Strade, sos del geologo "I danni non finiscono qui"

Il presidente dell’Ordine regionale, Antolini: "Per i lavori serviranno anni"

di Luca Orsi

Il conto definitivo dei danni alle strade compromesse (o cancellate) dalle frane sui colli e in Appennino "sarà molto superiore a quanto appare oggi". La fosca previsione è di Paride Antolini, presidente dell’Ordine dei Geologi regionale.

Può andare peggio di così?

"Quando si potranno fare le necessarie indagini sul tracciato delle strade colpite, salteranno fuori, purtroppo, anche danni che ora non si vedono".

Quanto tempo servirà per sistemare tutta la rete?

"Alcuni anni. Ora, in estate, si possono rattoppare i tratti danneggiati. Si agirà in emergenza, con tracciati provvisori, curve riprese...".

Il passo successivo?

"La progettazione, con indagini preliminari non compatibili con tempi rapidi. Ci sono tratti di strade più o meno lunghi non riparabili, da ridisegnare completamente, su un terreno delicatissimo qual è il nostro Appennino. E con la fretta si fanno opere progettate male".

Di che tempi parla?

"Uno studio geologico fatto ad arte richiede settimane, spesso mesi. Teniamo conto che non sono sufficienti indagini sul sedime, ma bisogna capire anche cosa c’è a monte e a valle delle strade da ricostruire".

Di cosa si tratta?

"Carotaggi, prove penetrometriche e sismiche. Occorre poi monitorare eventuali spostamenti del terreno con inclinometri o indagini satellitari, per vedere se il versante è in movimento. E, naturalmente, ci sono i tempi per l’appalto. Ecco perché parlo di tempi non compatibili con richieste di progetti a prova di frane nell’immediato".

Un’impresa ciclopica, visto il numero di frane sulle nostre montagne.

"La situazione è davvero molto difficile. Anche perché si sono verificate frane non solo dove erano mappate e riconosciute, ma anche in zone nuove, dove non erano cartografate".

Lei parla di terreno delicatissimo, fragile. Perché?

"I nostri Appennini sono un territorio geologicamente giovane, hanno solo qualche milione di anni. E in continua evoluzione. Sono formati da rocce molto tenere e fragili: argille, sabbie, arenarie friabili. Rocce fratturate, dove l’acqua penetra e fa disastri".

Sarà possibile il rischio zero?

"Le grandi frane dell’Emilia non si fermano. È possibile però mitigare il rischio, rallentarle".

Prima o poi si cercheranno le responsabilità. Qual è la sua opinione?

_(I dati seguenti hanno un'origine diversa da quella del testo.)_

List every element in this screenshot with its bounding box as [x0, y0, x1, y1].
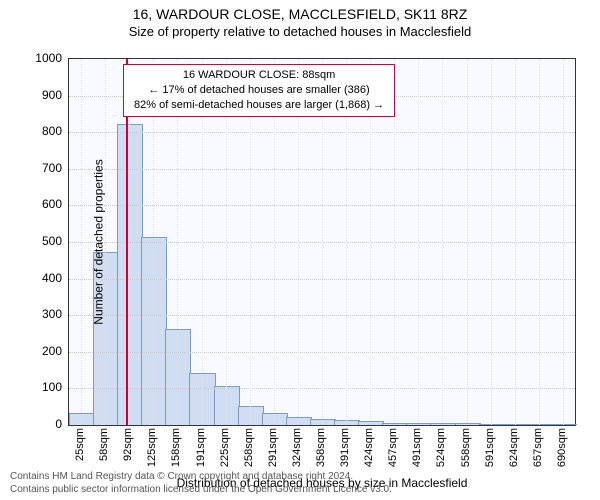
- histogram-bar: [262, 413, 288, 425]
- y-tick-label: 600: [22, 197, 62, 211]
- histogram-bar: [503, 424, 529, 425]
- x-tick-label: 524sqm: [435, 428, 447, 467]
- footer-line-1: Contains HM Land Registry data © Crown c…: [10, 471, 392, 484]
- x-tick-label: 591sqm: [484, 428, 496, 467]
- x-tick-label: 291sqm: [267, 428, 279, 467]
- x-tick-label: 391sqm: [339, 428, 351, 467]
- y-tick-label: 800: [22, 124, 62, 138]
- histogram-bar: [141, 237, 167, 425]
- x-tick-label: 92sqm: [122, 428, 134, 461]
- y-tick-label: 500: [22, 234, 62, 248]
- x-tick-label: 358sqm: [315, 428, 327, 467]
- gridline-v: [442, 59, 443, 425]
- histogram-bar: [69, 413, 95, 425]
- x-tick-label: 324sqm: [291, 428, 303, 467]
- annotation-box: 16 WARDOUR CLOSE: 88sqm ← 17% of detache…: [123, 64, 395, 117]
- histogram-bar: [382, 423, 408, 425]
- footer-attribution: Contains HM Land Registry data © Crown c…: [10, 471, 392, 496]
- histogram-bar: [165, 329, 191, 425]
- histogram-bar: [238, 406, 264, 425]
- gridline-v: [418, 59, 419, 425]
- chart-plot-wrap: Number of detached properties Distributi…: [68, 58, 576, 426]
- y-tick-label: 400: [22, 271, 62, 285]
- chart-container: { "title": "16, WARDOUR CLOSE, MACCLESFI…: [0, 0, 600, 500]
- histogram-bar: [527, 424, 553, 425]
- x-tick-label: 690sqm: [556, 428, 568, 467]
- x-tick-label: 258sqm: [243, 428, 255, 467]
- x-tick-label: 457sqm: [387, 428, 399, 467]
- histogram-bar: [479, 424, 505, 425]
- histogram-bar: [551, 424, 577, 425]
- y-tick-label: 1000: [22, 51, 62, 65]
- y-tick-label: 100: [22, 380, 62, 394]
- x-tick-label: 558sqm: [460, 428, 472, 467]
- x-tick-label: 225sqm: [219, 428, 231, 467]
- gridline-v: [491, 59, 492, 425]
- gridline-v: [467, 59, 468, 425]
- histogram-bar: [430, 423, 456, 425]
- x-tick-label: 191sqm: [195, 428, 207, 467]
- y-tick-label: 900: [22, 88, 62, 102]
- y-tick-label: 300: [22, 307, 62, 321]
- x-tick-label: 158sqm: [170, 428, 182, 467]
- annotation-line-1: 16 WARDOUR CLOSE: 88sqm: [134, 68, 384, 83]
- x-tick-label: 125sqm: [146, 428, 158, 467]
- chart-title: 16, WARDOUR CLOSE, MACCLESFIELD, SK11 8R…: [0, 0, 600, 22]
- histogram-bar: [189, 373, 215, 425]
- gridline-v: [539, 59, 540, 425]
- x-tick-label: 58sqm: [98, 428, 110, 461]
- y-tick-label: 0: [22, 417, 62, 431]
- chart-subtitle: Size of property relative to detached ho…: [0, 22, 600, 43]
- x-tick-label: 491sqm: [411, 428, 423, 467]
- gridline-v: [81, 59, 82, 425]
- x-tick-label: 424sqm: [363, 428, 375, 467]
- annotation-line-3: 82% of semi-detached houses are larger (…: [134, 98, 384, 113]
- x-tick-label: 624sqm: [508, 428, 520, 467]
- histogram-bar: [286, 417, 312, 425]
- y-tick-label: 200: [22, 344, 62, 358]
- x-tick-label: 25sqm: [74, 428, 86, 461]
- annotation-line-2: ← 17% of detached houses are smaller (38…: [134, 83, 384, 98]
- gridline-v: [515, 59, 516, 425]
- histogram-bar: [455, 423, 481, 425]
- x-tick-label: 657sqm: [532, 428, 544, 467]
- histogram-bar: [214, 386, 240, 425]
- gridline-v: [563, 59, 564, 425]
- footer-line-2: Contains public sector information licen…: [10, 484, 392, 497]
- y-axis-label: Number of detached properties: [92, 159, 106, 324]
- y-tick-label: 700: [22, 161, 62, 175]
- histogram-bar: [406, 423, 432, 425]
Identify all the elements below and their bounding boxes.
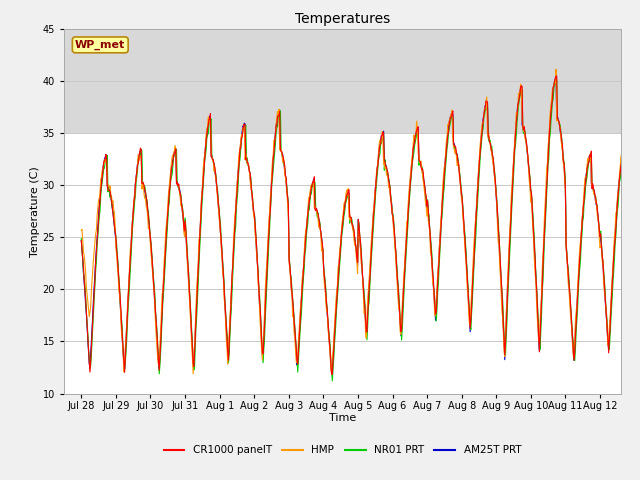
Title: Temperatures: Temperatures — [295, 12, 390, 26]
X-axis label: Time: Time — [329, 413, 356, 423]
Text: WP_met: WP_met — [75, 40, 125, 50]
Y-axis label: Temperature (C): Temperature (C) — [29, 166, 40, 257]
Bar — [64, 133, 621, 394]
Legend: CR1000 panelT, HMP, NR01 PRT, AM25T PRT: CR1000 panelT, HMP, NR01 PRT, AM25T PRT — [159, 441, 525, 459]
Bar — [64, 29, 621, 133]
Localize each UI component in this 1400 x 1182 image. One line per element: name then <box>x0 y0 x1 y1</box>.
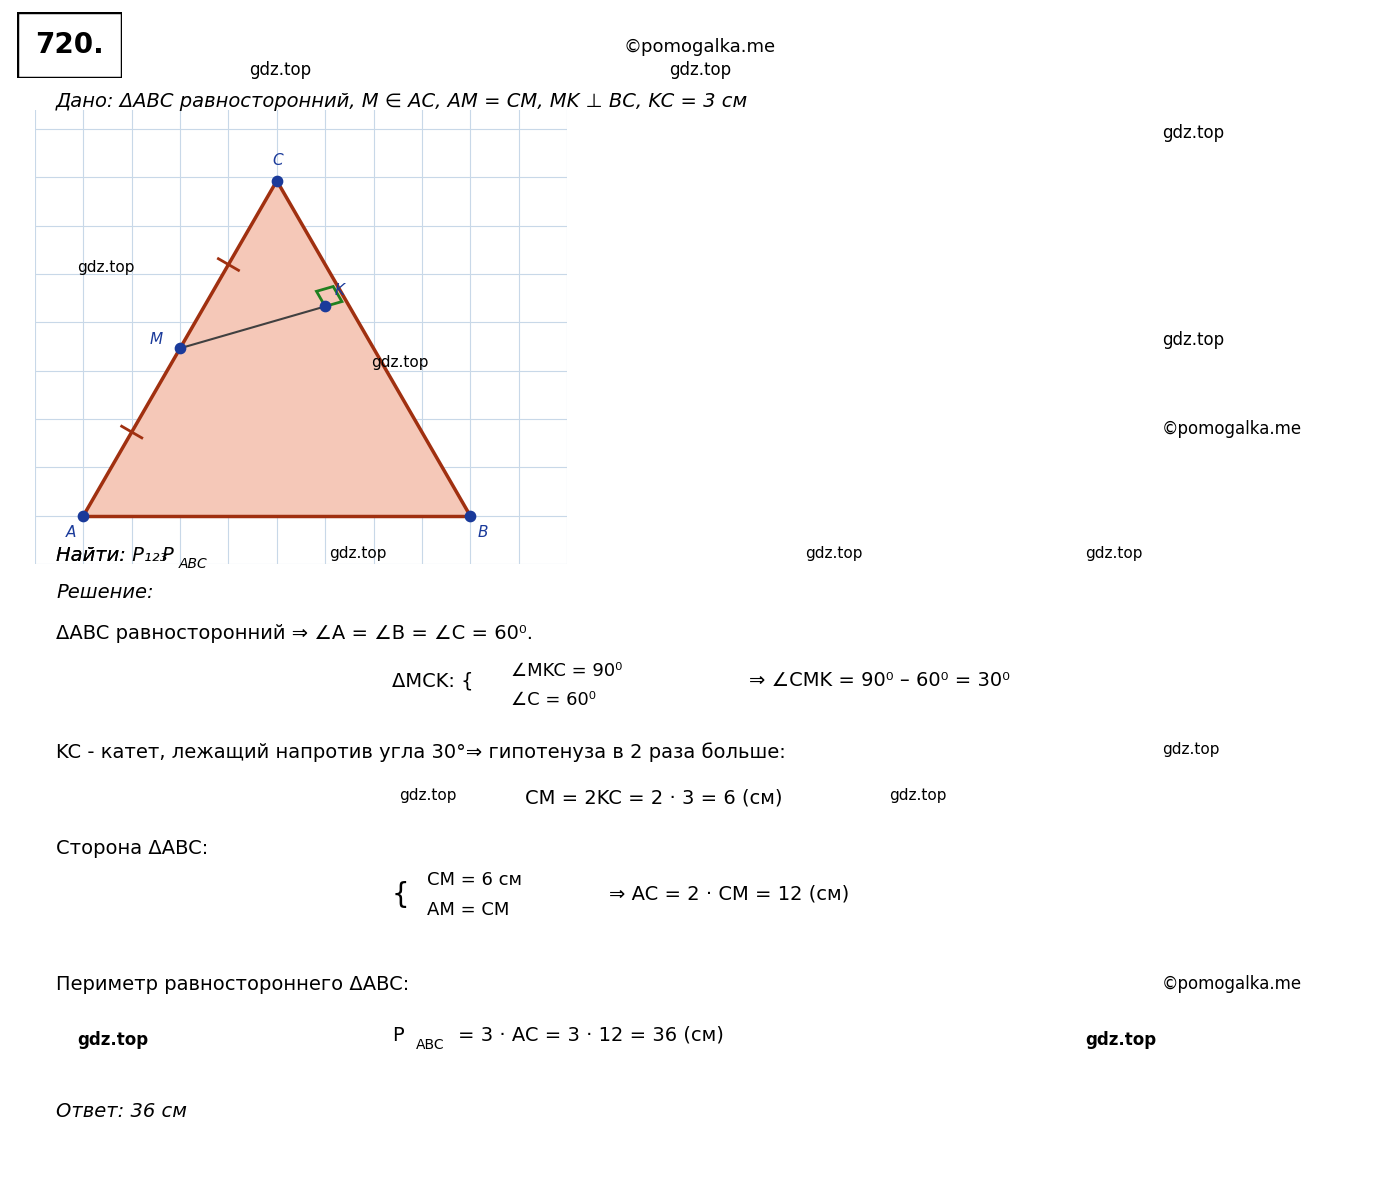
Text: gdz.top: gdz.top <box>1085 546 1142 561</box>
Text: 720.: 720. <box>35 31 104 59</box>
Text: ABC: ABC <box>416 1038 444 1052</box>
Text: P: P <box>161 546 172 565</box>
Text: ABC: ABC <box>179 557 209 571</box>
Text: A: A <box>66 525 77 540</box>
Text: ©pomogalka.me: ©pomogalka.me <box>1162 420 1302 437</box>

"Mi limito a sottolineare che, un tempo, per le nostre colline girava l’Apecar del cantoniere, con il badile. Faceva la manutenzione. Oggi, questa cura, questa dedizione per il territorio non c’è più. La Provincia aveva un ufficio geologico importante, che per vari motivi è stato smantellato".

La manutenzione è dunque il punto chiave?

"È come avere un vecchio quadro. Va periodicamente restaurato. Se no, lo perdi".